Gene silencing by RNA interference (RNAi) is mediated by small RNAs, such as microRNAs (miRNAs), which guide the selection of silencing targets. The selected messenger RNA can be blocked to prevent translation, or is cleaved and degraded by an enzyme complex known as RISC (RNA-induced silencing complex). Reporting in Nature, the groups of Hannon and Plasterk reveal a new component of RISC, which contributes to RNA degradation. And, in a second report, Kim and colleagues identify a new miRNA-processing enzyme.

Hannon, Plasterk and colleagues purified the Drosophila melanogaster RISC complex and identified a new factor. This new protein contains five repeats of a staphylococcal/micrococcal-nuclease domain as well as a tudor domain and was therefore called Tudor-SN (tudor staphylococcal nuclease). Tudor-SN was also found in Caenorhabditis elegans and mammalian RISC complexes.

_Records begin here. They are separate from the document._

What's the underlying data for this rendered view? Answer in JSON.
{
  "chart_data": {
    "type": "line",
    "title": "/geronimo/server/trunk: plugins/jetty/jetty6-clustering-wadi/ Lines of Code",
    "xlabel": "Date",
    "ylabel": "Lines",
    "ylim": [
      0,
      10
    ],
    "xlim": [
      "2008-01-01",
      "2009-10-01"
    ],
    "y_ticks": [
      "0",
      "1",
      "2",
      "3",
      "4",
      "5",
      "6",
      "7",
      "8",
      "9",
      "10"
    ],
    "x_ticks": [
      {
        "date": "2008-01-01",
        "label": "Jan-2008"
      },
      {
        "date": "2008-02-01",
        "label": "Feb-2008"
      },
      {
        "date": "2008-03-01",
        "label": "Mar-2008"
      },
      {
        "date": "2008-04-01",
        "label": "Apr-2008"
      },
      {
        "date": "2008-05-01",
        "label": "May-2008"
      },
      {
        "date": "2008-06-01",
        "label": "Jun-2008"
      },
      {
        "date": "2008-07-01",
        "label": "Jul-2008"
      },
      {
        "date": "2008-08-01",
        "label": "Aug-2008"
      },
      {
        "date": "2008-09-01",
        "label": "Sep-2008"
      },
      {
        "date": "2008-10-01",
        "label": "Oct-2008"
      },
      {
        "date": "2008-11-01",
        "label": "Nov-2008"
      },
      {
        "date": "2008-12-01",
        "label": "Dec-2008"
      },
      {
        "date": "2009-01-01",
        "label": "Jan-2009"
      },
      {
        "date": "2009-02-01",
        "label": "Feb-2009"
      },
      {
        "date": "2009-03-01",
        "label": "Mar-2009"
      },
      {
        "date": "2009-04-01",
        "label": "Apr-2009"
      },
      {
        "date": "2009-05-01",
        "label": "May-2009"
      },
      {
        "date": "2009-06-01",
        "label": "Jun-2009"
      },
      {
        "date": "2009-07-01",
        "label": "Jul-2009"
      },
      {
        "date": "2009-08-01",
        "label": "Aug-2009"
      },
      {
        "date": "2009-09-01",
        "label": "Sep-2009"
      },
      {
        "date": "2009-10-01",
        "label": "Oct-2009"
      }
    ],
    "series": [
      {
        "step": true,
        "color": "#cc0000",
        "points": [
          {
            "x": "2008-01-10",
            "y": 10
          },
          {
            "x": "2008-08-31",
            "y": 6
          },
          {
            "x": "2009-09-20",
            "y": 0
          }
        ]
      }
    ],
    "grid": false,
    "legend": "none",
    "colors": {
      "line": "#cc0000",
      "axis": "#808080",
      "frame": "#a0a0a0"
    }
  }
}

When the authors expressed recombinant Drosophila Tudor-SN, a nuclease activity co-fractionated with the recombinant protein, and this activity was reduced by adding Tudor-SN anti-peptide antibodies. Using a lacZ-reporter system in C. elegans that was under the translational control of let7 miRNA, Hannon, Plasterk and co-workers showed that the RNAi-induced depletion of Tudor-SN resulted in the continuing expression of the reporter gene. So, Tudor-SN in C. elegans is necessary for let7-mediated gene silencing in vivo.

A specific inhibitor of staphylococcal nucleases blocked Tudor-SN activity and, importantly, also RISC activity. Nevertheless, the authors hesitate to conclude that Tudor-SN is the sole nuclease responsible for RNAi. This is because, in contrast to RISC, recombinant Tudor-SN does not have sequence specificity, and it cleaves both RNA and DNA (no DNase activity has been detected in RISC). Also, its activity cannot explain the specific mRNA cleavage pattern that has been reported for RISC.

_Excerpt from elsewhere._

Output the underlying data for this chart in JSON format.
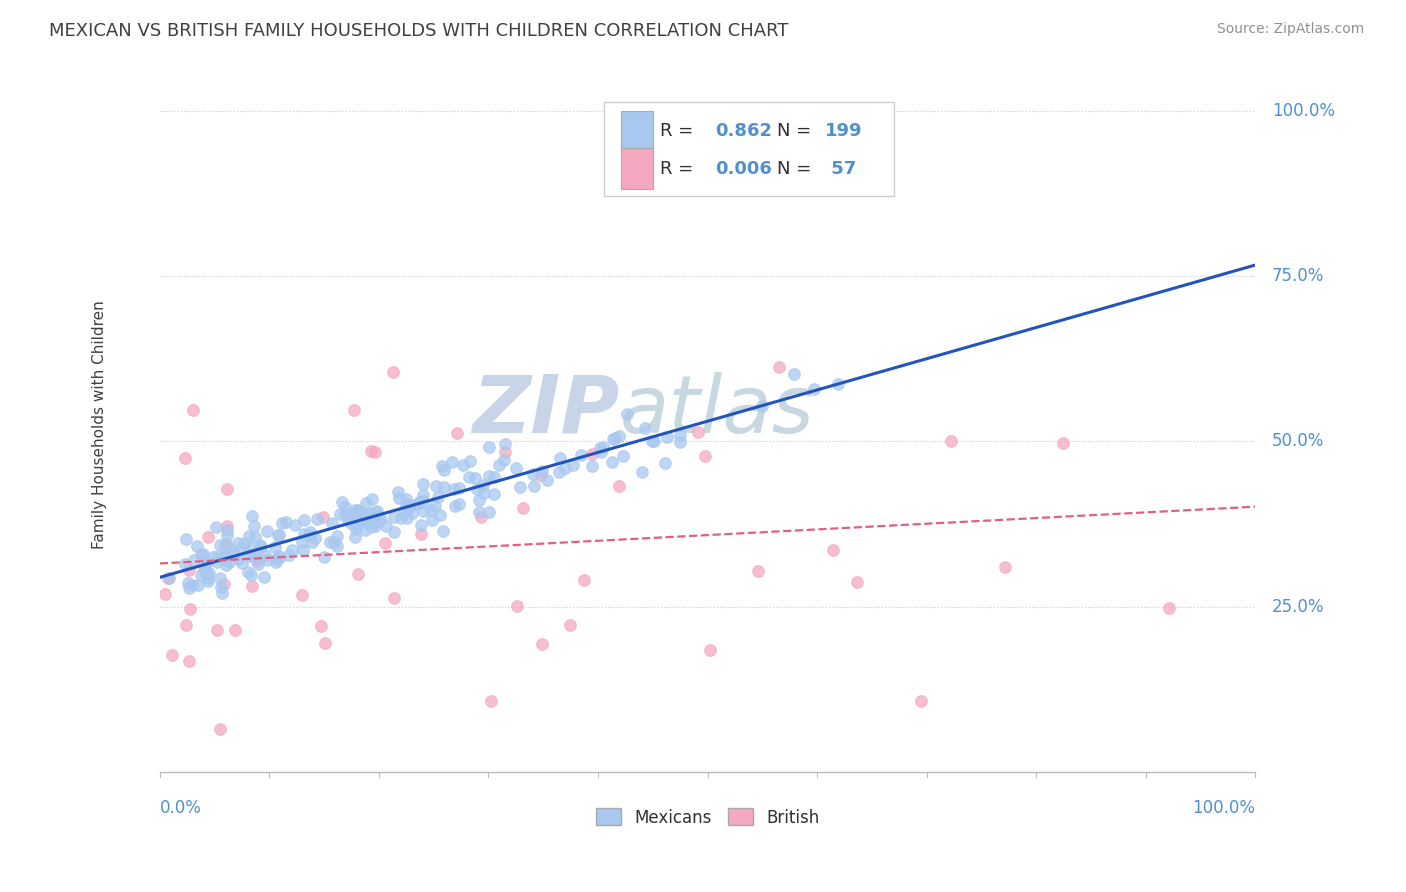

So, Hannon, Plasterk and colleagues propose that RISC contains multiple nucleases, one of which catalyses site-specific mRNA cleavage, and that Tudor-SN might degrade the remainder of the mRNA. Future studies are expected to reveal additional RISC-associated nucleases.

In the second paper, Kim and colleagues investigated miRNA biogenesis, which is a two-step process. First, primary miRNA transcripts (pri-miRNAs) are processed in the nucleus to produce 70-nucleotide stem-loop pre-miRNAs. Next, a second, cytoplasmic processing step mediated by Dicer — an RNase III enzyme — results in the production of mature miRNA.

In their quest to identify the enzyme responsible for the first processing step, Kim and co-workers mapped the sites of cleavage in the 5′ and 3′ ends of pre-miRNA. The stem loop had a two-nucleotide overhang at its 3′ end, which is characteristic of an RNase-III-mediated cleavage reaction. The double-stranded (ds)RNA stem structure is essential for efficient processing, which indicates the involvement of a dsRNA-specific endonuclease such as Drosha — an RNase III enzyme that is present in the nucleus.

To explore this possibility, the authors expressed tagged Drosha in cells and isolated the protein by immunoprecipitation. The precipitate was then used in an in vitro RNA-processing reaction, which yielded 60–70-nucleotide fragments that corresponded to pre-miRNAs.

Kim and colleagues then carried out RNAi to deplete Drosha in cultured cells, which resulted in the accumulation of pri-miRNA and a decrease in pre-miRNA levels in vivo. Next, they tested a range of other miRNAs, which gave similar results, so the authors concluded that Drosha is probably widely used for miRNA processing.

Now that the two enzymes responsible for miRNA biogenesis — Drosha and Dicer — are known, it will be important to understand how these enzymes are regulated.